Algolia is building the next generation of AI powered search products, aiming to make AI explainable and help customers make data-driven decisions. The company seeks to enable Data Scientists to move faster and customers to receive smarter search & discovery experiences by turning prototypes into robust, scalable, and observable AI services.
Requirements
- Strong coding skills in Python (preferred) and at least one statically typed language (Go preferred).
- Hands-on expertise with containerization (Docker), orchestration (Kubernetes/EKS/GKE/AKS), and cloud platforms (AWS, GCP, or Azure).
- Proven record of building CI/CD pipelines and automated testing frameworks for data or ML workloads.
- Deep understanding of REST/gRPC APIs, message queues (Kafka, Kinesis, Pub/Sub), and stream/batch data processing frameworks (Spark, Flink, Beam).
- Experience implementing monitoring, alerting, and logging for mission-critical services.
- Familiarity with common ML lifecycle tools (MLflow, Kubeflow, SageMaker, Vertex AI, Feature Store, etc.).
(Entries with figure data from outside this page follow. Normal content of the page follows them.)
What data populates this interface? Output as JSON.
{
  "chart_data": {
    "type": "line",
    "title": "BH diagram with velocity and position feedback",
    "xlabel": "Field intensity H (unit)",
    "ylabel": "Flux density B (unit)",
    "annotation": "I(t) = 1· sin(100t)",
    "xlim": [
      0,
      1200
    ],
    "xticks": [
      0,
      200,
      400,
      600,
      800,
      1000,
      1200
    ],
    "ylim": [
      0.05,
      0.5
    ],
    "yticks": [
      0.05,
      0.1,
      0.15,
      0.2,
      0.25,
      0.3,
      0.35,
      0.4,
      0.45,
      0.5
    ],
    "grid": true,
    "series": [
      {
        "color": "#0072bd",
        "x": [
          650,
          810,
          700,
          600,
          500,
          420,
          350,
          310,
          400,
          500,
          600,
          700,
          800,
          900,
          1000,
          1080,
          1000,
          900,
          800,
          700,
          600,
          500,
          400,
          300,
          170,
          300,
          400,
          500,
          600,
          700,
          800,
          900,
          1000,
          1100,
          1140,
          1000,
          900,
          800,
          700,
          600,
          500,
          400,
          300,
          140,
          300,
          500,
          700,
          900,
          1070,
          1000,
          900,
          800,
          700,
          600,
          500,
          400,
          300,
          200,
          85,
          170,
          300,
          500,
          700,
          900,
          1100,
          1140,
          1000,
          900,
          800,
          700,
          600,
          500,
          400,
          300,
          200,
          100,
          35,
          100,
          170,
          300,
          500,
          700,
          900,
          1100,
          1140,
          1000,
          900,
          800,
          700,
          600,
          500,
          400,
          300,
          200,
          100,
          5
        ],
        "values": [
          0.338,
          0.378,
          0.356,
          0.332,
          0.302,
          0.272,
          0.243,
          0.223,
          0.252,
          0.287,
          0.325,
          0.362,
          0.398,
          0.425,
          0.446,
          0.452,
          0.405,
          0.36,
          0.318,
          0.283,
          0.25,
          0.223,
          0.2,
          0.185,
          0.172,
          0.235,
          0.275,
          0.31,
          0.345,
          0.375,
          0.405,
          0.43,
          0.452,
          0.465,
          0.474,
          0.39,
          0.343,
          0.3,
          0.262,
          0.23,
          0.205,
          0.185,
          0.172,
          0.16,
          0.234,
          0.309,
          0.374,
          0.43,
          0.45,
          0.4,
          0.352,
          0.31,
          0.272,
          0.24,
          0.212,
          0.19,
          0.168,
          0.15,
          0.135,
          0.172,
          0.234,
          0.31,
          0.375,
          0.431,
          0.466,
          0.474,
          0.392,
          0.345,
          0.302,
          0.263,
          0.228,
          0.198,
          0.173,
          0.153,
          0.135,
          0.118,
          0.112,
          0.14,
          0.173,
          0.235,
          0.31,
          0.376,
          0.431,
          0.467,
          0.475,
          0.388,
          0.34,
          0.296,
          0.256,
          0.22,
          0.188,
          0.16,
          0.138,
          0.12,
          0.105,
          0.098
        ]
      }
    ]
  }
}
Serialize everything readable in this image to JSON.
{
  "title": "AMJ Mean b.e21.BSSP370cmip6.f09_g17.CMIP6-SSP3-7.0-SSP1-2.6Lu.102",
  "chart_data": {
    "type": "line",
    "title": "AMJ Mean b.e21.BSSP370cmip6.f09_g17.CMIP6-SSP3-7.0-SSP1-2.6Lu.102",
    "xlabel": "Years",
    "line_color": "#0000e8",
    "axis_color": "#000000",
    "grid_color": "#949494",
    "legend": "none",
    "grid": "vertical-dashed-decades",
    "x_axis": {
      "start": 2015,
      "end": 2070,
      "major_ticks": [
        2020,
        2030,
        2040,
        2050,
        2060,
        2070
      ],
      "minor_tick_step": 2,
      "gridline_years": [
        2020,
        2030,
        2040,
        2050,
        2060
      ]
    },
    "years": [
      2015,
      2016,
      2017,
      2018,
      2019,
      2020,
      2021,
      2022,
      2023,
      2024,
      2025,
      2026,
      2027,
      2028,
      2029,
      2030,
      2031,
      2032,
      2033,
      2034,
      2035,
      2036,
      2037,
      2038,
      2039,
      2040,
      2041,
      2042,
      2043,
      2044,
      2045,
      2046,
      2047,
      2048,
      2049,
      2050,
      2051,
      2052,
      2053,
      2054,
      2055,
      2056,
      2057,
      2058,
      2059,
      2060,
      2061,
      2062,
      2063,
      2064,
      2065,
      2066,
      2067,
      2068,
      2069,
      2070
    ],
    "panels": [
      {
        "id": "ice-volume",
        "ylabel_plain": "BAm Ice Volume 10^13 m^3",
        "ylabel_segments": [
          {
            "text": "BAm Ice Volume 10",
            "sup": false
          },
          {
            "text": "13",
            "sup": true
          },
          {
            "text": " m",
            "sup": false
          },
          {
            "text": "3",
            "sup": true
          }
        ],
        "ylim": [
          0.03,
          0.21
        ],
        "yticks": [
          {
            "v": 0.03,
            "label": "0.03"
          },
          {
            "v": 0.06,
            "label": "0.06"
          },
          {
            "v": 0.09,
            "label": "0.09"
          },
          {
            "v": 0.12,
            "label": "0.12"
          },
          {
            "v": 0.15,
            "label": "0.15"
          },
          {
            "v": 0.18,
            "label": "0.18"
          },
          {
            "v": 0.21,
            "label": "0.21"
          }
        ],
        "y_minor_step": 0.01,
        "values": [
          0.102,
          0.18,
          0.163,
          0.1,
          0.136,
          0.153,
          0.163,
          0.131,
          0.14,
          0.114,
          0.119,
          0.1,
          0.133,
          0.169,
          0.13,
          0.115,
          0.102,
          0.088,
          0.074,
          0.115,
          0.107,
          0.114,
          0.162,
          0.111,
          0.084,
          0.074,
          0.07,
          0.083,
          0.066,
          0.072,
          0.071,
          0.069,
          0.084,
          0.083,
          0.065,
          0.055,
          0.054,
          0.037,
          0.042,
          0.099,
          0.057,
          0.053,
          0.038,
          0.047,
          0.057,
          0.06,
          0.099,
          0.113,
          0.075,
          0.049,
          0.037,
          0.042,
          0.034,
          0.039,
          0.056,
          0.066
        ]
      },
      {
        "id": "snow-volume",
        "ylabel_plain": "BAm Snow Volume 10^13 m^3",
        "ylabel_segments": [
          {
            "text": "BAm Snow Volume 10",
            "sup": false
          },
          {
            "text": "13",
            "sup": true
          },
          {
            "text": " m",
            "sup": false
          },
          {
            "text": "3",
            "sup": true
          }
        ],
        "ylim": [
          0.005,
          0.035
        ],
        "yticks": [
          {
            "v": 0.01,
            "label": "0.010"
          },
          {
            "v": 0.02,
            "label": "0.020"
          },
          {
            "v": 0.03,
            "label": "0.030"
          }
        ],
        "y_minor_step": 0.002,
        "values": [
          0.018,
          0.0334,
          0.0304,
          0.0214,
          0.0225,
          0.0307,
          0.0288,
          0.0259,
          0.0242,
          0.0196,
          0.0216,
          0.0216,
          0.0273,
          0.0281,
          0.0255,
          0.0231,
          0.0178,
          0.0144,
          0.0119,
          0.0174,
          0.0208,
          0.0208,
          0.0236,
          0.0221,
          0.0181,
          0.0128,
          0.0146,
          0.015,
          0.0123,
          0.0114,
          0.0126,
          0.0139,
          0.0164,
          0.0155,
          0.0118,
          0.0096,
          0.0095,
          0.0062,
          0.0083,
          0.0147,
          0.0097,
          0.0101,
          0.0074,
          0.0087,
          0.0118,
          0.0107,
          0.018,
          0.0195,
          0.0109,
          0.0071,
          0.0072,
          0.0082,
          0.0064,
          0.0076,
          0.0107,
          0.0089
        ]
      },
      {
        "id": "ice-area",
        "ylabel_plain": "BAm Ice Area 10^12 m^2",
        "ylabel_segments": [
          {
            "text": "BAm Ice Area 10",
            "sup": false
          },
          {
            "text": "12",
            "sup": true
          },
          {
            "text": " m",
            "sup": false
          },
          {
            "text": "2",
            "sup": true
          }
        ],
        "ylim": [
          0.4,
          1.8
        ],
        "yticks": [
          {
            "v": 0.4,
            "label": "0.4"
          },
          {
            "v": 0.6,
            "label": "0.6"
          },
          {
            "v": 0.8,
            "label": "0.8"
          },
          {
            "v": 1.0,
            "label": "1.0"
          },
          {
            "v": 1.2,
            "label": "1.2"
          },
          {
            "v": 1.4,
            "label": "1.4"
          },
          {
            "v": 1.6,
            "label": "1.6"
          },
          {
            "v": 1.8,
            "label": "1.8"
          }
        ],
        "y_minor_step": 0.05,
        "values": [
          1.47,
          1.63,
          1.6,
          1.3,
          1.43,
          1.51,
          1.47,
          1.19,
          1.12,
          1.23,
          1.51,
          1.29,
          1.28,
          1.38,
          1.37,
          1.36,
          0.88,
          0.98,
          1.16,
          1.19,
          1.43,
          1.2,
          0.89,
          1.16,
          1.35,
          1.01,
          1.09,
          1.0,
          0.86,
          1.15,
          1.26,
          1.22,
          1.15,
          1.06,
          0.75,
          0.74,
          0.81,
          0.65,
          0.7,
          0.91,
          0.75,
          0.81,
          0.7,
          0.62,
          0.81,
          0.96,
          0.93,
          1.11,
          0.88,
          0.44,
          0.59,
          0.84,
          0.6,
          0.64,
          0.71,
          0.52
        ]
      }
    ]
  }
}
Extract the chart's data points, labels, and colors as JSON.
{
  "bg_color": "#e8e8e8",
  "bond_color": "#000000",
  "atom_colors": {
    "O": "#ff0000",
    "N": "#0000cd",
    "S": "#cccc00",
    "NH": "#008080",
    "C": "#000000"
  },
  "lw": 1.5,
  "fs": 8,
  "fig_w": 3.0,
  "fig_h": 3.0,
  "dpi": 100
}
- Working knowledge of ML concepts such as feature engineering, model evaluation, A/B testing, and drift detection.
Responsibilities
- Productionization & Packaging: Convert notebooks and research codebase into production-ready Python and Go micro-services, libraries, or kubeflow pipelines, and design reproducible build pipelines (Docker, Conda, Poetry) and manage artefacts in centralized registries.
- Scalable Deployment: Orchestrate real-time and batch inference workloads on Kubernetes, AWS/GCP managed services, or similar platforms, ensuring low latency and high throughput, and Implement blue-green / canary rollouts, automatic rollback, and model versioning strategies (SageMaker, Vertex AI, KServe, MLflow, BentoML, etc.).
- MLOps & CI/CD: Build and maintain CI/CD pipelines (GitHub Actions, GitLab CI, Jenkins, Argo) covering unit, integration, data-quality, and performance tests, and Automate feature store updates, model retraining triggers, and scheduled batch jobs using Airflow, Dagster, or similar orchestration tools.
- Observability & Reliability: Define and monitor SLIs/SLOs for model latency, throughput, accuracy, drift, and cost, and Integrate logging, tracing, and metrics (Datadog etc.) and establish alerting & on-call practices.
- Data & Feature Engineering: Collaborate with data engineers to create scalable pipelines that ingest clickstream logs, catalog metadata, images, and user signals, and Implement real-time and offline feature extraction, validation, and lineage tracking.
- Performance & Cost Optimization: Profile models and services; leverage hardware acceleration (GPU, TPU), libraries (ONNX, OpenVINO), and caching strategies (Redis, Faiss) to meet aggressive latency targets, and Right-size clusters and workloads to balance performance with cloud spend.
- Governance & Compliance: Embed security, privacy, and responsible-AI checks in pipelines; manage secrets, IAM roles, and data-access controls via Terraform or CloudFormation, and Ensure auditability and reproducibility through comprehensive documentation and artifact tracking.
Other
- Spend 1-2 days per week in a local coworking space to collaborate with your teammates in person.
- 5+ years of experience in software engineering with 2+ years focused on deploying ML/AI systems at scale.
- GRIT - Problem-solving and perseverance capability in an ever-changing and growing environment
- TRUST - Willingness to trust our co-workers and to take ownership
- CANDOR - Ability to receive and give constructive feedback.